Scientists Can Decode Brain Signals in Real time
A recently published study in PLOS Computational Biology, says that brain signals can be decoded in real time with full accuracy. The study was done by the neuroscientists from the University of Washington. Researchers attached electrodes to the temporal lobes of seven epilepsy patients for roughly one week — the implants were part of a program that aimed to locate the sources of these patients’ seizures, but while the electrodes were active, the patients also participated in this brain-wave study.
Rajesh Rao, one of the computational neuroscientists at the University of Washington, said, ‘Clinically, you could think of our result as a proof of concept toward building a communication mechanism for patients who are paralyzed or have had a stroke and are completely locked-in.’
The ability to view a two-dimensional image on a page or computer screen, and then transform that image into something our minds can immediately recognize, is a neurological process that remains mysterious to scientists. Researchers exposed the patients to an entirely new set of pictures after training the software. Without previous exposure to these new images, the computer was able to predict with 96 percent accuracy when a test subject was seeing a house, a face, or a grey screen.

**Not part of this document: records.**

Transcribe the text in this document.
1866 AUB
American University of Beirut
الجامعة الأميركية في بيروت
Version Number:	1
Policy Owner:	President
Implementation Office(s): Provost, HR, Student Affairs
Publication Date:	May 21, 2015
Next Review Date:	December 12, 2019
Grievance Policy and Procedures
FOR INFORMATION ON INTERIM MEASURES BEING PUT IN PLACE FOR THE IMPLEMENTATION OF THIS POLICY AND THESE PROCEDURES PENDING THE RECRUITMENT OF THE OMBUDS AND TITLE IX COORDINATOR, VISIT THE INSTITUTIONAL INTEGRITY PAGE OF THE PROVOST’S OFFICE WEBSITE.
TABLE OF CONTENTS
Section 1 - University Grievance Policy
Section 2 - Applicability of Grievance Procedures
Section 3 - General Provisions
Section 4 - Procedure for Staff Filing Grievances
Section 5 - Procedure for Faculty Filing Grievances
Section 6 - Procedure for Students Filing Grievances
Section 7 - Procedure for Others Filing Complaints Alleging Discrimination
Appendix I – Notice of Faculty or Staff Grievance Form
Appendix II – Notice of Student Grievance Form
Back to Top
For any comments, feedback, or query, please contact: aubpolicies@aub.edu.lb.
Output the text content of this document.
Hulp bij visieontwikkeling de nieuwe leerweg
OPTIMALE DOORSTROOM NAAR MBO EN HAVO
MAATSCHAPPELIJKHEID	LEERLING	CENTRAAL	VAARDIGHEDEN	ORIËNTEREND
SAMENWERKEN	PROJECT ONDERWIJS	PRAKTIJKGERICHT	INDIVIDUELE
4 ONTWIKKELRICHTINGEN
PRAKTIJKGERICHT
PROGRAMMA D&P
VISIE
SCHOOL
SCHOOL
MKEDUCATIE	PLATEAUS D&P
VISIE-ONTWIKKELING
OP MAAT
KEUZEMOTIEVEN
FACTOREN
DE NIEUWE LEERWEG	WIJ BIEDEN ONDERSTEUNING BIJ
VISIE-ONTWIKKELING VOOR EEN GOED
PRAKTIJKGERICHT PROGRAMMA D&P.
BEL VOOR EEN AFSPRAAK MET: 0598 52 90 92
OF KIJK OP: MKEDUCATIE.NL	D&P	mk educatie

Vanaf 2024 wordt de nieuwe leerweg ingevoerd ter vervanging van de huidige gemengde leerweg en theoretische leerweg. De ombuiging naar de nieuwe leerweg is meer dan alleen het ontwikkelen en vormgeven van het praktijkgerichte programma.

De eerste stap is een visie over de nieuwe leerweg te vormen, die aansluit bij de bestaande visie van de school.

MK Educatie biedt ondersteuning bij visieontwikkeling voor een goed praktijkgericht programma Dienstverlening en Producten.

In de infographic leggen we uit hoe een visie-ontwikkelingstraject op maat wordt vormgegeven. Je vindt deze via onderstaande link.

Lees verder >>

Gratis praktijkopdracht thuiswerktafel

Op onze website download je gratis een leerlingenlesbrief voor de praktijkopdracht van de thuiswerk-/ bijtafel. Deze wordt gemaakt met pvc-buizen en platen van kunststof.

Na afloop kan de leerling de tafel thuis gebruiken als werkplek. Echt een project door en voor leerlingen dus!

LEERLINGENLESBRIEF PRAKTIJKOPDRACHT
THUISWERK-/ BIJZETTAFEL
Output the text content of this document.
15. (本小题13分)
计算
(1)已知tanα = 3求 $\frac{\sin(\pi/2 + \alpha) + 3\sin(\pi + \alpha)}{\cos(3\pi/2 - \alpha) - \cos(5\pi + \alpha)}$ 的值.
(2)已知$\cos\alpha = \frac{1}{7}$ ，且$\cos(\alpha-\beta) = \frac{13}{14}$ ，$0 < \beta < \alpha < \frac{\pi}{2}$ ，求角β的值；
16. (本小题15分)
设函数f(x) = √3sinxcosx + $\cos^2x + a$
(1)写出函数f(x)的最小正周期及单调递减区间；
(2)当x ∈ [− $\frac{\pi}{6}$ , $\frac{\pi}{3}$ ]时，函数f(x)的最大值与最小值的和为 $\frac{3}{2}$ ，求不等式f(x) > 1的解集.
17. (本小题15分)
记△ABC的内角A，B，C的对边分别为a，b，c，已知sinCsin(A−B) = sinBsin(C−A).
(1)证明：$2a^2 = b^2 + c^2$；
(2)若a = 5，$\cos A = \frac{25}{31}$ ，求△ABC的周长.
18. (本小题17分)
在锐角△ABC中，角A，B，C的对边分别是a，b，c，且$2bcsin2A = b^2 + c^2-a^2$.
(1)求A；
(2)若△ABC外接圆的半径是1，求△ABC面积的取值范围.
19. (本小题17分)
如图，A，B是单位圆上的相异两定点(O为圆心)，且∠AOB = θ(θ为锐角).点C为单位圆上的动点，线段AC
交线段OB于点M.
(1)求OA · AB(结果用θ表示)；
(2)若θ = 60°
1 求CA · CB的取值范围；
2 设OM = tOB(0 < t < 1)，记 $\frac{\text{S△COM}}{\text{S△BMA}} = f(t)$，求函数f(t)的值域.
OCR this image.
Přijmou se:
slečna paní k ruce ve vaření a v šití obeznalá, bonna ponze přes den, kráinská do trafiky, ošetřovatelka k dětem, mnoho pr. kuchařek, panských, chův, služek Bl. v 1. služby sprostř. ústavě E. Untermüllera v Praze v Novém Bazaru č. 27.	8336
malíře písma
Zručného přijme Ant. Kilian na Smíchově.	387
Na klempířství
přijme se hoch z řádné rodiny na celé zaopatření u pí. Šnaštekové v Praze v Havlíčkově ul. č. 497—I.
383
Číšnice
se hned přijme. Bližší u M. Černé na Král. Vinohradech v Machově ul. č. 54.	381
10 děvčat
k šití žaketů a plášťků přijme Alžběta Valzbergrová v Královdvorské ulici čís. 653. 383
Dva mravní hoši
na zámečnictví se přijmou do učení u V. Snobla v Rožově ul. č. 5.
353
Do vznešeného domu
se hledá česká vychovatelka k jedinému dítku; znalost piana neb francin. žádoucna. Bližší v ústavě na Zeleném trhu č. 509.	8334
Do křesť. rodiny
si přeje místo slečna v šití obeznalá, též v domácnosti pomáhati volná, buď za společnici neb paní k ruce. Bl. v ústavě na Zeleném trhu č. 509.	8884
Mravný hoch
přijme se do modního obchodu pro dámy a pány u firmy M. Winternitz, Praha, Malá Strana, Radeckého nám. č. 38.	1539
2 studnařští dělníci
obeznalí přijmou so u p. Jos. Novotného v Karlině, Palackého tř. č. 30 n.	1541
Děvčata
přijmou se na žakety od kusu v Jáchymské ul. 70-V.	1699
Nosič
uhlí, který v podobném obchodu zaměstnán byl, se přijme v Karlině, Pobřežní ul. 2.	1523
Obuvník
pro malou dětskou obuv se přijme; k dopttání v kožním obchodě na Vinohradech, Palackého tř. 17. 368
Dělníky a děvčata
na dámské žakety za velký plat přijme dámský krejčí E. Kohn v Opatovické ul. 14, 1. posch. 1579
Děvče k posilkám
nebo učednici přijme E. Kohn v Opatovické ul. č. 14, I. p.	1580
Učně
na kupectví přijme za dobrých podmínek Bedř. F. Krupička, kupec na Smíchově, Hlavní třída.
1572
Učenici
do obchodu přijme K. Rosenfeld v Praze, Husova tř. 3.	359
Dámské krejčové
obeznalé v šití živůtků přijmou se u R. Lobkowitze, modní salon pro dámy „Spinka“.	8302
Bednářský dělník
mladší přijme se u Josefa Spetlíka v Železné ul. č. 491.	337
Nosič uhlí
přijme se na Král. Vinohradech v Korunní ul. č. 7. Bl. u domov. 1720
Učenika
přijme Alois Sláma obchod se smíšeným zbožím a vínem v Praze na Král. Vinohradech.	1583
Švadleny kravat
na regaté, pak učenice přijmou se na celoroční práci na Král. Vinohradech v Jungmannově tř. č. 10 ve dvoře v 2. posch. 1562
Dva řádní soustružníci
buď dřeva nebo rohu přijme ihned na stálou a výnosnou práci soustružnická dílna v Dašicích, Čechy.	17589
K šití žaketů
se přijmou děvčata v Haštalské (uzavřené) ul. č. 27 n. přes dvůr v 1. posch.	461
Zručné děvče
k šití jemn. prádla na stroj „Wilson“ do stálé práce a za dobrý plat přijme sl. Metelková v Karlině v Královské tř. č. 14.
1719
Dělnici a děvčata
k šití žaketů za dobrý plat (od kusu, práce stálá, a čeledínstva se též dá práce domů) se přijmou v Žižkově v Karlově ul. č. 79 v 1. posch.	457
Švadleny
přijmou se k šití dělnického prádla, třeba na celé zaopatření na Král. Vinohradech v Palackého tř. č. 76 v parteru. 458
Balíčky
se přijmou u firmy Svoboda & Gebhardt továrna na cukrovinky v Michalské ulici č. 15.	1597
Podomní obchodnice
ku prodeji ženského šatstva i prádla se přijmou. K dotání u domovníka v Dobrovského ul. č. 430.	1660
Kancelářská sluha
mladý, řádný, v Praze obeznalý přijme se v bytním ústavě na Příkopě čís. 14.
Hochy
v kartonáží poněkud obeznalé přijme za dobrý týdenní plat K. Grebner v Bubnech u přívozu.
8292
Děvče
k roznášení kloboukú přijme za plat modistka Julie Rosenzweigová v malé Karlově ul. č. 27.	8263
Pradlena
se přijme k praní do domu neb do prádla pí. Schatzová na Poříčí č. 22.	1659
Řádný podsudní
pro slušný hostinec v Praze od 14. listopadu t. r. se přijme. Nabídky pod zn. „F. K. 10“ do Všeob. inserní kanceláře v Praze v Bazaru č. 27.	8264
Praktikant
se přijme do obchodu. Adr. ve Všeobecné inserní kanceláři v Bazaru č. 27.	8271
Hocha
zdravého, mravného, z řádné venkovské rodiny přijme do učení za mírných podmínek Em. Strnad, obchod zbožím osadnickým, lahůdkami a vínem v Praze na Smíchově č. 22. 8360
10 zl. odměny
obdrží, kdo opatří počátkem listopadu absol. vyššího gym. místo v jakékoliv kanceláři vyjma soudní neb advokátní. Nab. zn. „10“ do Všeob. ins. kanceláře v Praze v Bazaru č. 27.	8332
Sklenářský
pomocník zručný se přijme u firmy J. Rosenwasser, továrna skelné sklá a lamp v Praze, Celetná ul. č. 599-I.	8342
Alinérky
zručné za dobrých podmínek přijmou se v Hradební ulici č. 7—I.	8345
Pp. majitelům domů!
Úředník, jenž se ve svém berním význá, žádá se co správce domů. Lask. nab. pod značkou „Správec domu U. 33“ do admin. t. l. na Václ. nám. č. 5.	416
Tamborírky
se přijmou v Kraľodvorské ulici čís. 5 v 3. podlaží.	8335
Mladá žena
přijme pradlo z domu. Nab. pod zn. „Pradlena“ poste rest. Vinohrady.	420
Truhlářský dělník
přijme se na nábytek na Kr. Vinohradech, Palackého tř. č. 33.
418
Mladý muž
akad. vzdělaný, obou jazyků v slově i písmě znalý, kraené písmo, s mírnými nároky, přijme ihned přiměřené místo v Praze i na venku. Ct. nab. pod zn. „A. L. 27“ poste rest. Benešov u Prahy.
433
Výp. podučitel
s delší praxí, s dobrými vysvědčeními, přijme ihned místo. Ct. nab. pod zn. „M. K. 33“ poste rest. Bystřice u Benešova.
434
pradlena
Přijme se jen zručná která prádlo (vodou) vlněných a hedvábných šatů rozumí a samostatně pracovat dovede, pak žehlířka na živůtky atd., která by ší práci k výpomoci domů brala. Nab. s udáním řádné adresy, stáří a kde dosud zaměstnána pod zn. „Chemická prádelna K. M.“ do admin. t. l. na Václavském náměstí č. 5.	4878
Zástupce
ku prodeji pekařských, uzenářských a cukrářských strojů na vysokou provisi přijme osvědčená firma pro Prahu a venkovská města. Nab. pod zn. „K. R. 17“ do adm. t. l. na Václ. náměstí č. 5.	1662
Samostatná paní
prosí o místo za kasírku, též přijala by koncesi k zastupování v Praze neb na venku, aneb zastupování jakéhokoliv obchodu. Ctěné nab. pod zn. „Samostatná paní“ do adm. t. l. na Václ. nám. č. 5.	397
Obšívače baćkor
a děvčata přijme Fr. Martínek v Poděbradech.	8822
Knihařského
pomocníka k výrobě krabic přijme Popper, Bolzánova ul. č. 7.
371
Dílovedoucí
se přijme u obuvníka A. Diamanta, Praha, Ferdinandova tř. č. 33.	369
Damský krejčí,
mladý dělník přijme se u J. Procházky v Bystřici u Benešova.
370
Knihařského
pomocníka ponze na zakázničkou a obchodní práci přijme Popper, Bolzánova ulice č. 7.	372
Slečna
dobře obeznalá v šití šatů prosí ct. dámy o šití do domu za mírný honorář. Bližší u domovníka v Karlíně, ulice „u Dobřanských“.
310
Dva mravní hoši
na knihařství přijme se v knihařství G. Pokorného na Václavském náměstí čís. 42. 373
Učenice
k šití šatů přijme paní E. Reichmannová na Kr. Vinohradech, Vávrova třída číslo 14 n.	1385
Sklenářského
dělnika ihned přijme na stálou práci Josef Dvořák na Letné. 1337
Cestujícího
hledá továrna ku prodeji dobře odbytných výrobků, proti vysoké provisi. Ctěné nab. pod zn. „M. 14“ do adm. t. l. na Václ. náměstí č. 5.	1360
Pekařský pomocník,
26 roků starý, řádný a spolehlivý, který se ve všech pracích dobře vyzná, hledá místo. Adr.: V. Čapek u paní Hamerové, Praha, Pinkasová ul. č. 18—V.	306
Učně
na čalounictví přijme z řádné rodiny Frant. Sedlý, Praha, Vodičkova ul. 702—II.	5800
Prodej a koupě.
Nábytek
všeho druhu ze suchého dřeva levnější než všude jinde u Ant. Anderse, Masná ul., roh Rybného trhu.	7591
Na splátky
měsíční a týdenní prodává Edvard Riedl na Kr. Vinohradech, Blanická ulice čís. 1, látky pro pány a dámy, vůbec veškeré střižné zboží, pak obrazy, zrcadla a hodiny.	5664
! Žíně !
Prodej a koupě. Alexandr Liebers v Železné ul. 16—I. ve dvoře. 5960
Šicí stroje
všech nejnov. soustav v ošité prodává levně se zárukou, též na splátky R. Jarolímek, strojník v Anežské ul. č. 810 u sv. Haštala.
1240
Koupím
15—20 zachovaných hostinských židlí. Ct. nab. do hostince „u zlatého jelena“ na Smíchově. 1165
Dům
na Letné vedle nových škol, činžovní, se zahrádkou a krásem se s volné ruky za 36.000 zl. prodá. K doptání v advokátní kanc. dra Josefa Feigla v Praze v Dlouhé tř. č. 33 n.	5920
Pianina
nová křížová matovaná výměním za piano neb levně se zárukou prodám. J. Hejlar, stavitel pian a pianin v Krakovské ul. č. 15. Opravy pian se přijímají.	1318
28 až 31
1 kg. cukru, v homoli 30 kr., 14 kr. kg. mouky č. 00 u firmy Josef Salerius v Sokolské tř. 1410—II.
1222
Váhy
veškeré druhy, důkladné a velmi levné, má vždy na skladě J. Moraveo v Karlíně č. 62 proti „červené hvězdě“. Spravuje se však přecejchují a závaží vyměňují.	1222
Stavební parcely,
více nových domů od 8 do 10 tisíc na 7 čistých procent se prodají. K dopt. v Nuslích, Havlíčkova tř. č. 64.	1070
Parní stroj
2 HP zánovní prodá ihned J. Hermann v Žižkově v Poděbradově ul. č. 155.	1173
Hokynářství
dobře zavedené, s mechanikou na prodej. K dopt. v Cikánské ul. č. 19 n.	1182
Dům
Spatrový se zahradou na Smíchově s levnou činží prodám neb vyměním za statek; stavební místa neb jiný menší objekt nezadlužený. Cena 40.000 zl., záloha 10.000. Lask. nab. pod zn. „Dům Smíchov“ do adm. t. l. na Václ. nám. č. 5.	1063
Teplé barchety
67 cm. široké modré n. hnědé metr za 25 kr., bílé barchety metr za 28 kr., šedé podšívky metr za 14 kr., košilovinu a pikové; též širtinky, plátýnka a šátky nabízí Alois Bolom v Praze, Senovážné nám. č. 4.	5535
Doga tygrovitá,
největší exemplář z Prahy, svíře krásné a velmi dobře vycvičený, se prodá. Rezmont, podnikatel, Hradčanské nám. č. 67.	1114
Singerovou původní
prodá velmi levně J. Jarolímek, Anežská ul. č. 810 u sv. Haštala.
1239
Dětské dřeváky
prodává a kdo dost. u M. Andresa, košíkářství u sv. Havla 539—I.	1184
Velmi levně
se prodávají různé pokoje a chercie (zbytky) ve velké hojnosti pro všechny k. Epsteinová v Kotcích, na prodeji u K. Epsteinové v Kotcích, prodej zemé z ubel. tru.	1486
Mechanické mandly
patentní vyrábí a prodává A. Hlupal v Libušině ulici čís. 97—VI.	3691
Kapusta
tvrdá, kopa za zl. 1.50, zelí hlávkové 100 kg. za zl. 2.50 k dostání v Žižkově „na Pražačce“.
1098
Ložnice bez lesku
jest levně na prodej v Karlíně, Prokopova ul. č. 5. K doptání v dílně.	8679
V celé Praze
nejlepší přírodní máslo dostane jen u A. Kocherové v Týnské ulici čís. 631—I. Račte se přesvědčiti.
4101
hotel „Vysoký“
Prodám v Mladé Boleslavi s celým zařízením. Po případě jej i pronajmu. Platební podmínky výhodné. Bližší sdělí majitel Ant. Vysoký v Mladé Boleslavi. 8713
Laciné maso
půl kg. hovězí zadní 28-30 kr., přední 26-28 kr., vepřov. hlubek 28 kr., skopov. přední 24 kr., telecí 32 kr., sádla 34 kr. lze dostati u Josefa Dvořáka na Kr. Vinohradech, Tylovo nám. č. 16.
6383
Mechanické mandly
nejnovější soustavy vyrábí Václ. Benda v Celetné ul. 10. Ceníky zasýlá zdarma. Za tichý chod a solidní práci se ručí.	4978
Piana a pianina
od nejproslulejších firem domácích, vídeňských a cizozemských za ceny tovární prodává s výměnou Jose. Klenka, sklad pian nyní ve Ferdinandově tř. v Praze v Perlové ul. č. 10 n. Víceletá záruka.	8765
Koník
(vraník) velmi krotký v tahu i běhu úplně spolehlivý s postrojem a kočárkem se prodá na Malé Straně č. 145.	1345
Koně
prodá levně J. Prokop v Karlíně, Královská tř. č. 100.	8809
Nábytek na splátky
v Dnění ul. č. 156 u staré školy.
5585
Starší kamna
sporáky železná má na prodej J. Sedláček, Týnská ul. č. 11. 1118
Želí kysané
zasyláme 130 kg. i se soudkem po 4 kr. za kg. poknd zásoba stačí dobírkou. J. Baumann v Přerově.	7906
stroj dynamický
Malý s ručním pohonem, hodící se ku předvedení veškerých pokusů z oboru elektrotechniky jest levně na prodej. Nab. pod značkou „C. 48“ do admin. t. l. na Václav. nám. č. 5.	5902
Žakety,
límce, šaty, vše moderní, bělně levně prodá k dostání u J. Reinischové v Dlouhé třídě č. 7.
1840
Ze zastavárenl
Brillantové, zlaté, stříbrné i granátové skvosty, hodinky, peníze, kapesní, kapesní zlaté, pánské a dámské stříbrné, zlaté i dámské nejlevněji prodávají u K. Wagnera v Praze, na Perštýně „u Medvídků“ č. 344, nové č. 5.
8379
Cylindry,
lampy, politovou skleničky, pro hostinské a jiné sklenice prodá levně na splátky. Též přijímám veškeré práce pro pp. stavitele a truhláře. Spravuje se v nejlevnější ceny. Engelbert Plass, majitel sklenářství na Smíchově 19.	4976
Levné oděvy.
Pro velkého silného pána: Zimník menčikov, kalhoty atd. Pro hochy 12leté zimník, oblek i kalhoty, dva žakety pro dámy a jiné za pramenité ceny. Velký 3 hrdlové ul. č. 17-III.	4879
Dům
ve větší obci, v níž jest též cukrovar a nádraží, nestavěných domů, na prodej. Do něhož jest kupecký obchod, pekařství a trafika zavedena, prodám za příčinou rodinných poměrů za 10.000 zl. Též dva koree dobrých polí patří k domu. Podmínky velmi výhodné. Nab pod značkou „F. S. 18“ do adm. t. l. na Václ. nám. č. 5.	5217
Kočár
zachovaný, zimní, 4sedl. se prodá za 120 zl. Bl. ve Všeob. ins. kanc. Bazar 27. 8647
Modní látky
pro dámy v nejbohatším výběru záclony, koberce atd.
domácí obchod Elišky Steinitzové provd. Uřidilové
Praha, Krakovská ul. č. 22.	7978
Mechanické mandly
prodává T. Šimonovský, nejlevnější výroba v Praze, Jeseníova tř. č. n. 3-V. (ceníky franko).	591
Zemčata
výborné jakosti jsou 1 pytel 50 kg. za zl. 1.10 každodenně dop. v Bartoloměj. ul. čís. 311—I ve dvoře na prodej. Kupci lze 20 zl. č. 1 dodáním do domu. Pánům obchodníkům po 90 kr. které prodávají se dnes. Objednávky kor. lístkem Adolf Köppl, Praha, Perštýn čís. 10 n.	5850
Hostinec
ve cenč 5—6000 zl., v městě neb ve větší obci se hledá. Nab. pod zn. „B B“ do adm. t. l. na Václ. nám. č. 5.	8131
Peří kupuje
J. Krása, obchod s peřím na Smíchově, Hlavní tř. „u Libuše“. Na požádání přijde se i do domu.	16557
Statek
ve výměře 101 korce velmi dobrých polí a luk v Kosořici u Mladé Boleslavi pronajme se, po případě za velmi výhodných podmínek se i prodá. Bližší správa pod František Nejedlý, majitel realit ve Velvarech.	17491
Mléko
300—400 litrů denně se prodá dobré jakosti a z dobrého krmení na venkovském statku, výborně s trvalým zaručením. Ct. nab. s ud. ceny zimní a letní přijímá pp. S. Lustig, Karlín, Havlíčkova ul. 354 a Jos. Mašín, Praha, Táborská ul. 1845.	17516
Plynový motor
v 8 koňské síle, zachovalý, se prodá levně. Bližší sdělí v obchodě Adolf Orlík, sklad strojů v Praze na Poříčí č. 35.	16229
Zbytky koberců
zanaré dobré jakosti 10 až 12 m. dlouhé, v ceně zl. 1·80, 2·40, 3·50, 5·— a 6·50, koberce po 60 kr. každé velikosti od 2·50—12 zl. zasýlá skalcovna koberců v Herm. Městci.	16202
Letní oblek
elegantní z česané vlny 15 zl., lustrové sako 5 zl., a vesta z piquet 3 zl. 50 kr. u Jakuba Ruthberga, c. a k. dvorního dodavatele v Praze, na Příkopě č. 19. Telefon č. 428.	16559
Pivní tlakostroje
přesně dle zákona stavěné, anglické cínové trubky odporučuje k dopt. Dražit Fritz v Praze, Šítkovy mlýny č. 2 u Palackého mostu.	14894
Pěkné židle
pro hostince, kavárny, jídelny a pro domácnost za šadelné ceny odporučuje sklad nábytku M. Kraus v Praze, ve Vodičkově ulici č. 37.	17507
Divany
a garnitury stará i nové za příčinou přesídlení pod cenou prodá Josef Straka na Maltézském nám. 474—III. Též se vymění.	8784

A series of houses and faces that appeared on a screen for 400 milliseconds at a time were viewed by the participants. They were told to look for the upside-down building. An algorithm tracked the brain waves of their temporal lobes, which deals in sensory input.
It is quite impressive that the program was able to pinpoint with roughly 96 percent accuracy which images the patients were looking at, in real time, by the end of the session. It knew whether the patient was seeing a house, a face or a gray screen within 20 milliseconds of actual perception.